Given the tool's complexity, does the description cover enough for an agent to succeed on first attempt?

Given the tool's complexity (involving RAG and wiki content), lack of annotations, no output schema, and low schema coverage, the description is incomplete. It doesn't explain what the output looks like (e.g., text answer, citations), error conditions, or how it interacts with the wiki system. For a query tool with AI components, more context on reliability and scope is needed.

Complex tools with many parameters or behaviors need more documentation. Simple tools need less. This dimension scales expectations accordingly.

Parameters3/5

Does the description clarify parameter syntax, constraints, interactions, or defaults beyond what the schema provides?

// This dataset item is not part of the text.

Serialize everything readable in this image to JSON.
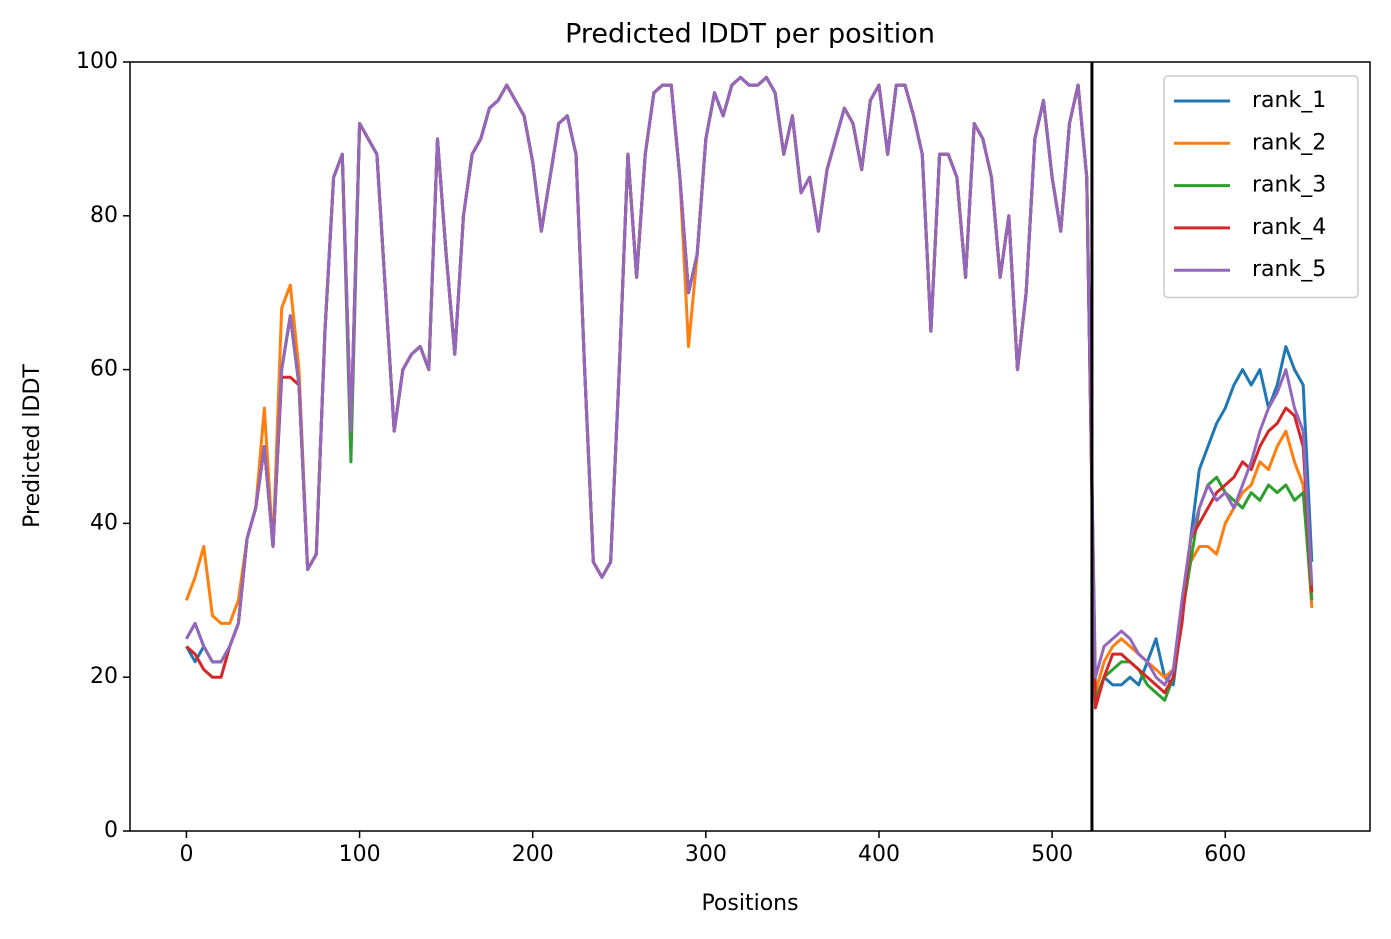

The input schema has 1 parameter (question) with 0% description coverage, meaning the schema provides no semantic details. The description adds value by implying the parameter is a question to be answered using wiki content and RAG, but it doesn't specify format, length limits, or examples. Since schema coverage is low, the description partially compensates but not fully, aligning with the baseline for minimal param info.

Input schemas describe structure but not intent. Descriptions should explain non-obvious parameter relationships and valid value ranges.

Purpose4/5

Does the description clearly state what the tool does and how it differs from similar tools?

The description clearly states the tool's purpose: 'Ask a question and get an answer based on wiki content using RAG.' It specifies the verb ('ask'), resource ('wiki content'), and method ('RAG'), making it distinct from siblings like search_documents or get_document. However, it doesn't explicitly differentiate from find_related or summarize_document, which might have overlapping query functionality.

Agents choose between tools based on descriptions. A clear purpose with a specific verb and resource helps agents select the right tool.

Usage Guidelines2/5

Does the description explain when to use this tool, when not to, or what alternatives exist?

The description provides no guidance on when to use this tool versus alternatives. With siblings like search_documents, get_document, and find_related that might handle queries or content retrieval, there's no indication of when ask_wiki is preferred, such as for open-ended questions versus specific document lookups, or any prerequisites like needing existing wiki content.

Agents often have multiple tools that could apply. Explicit usage guidance like "use X instead of Y when Z" prevents misuse.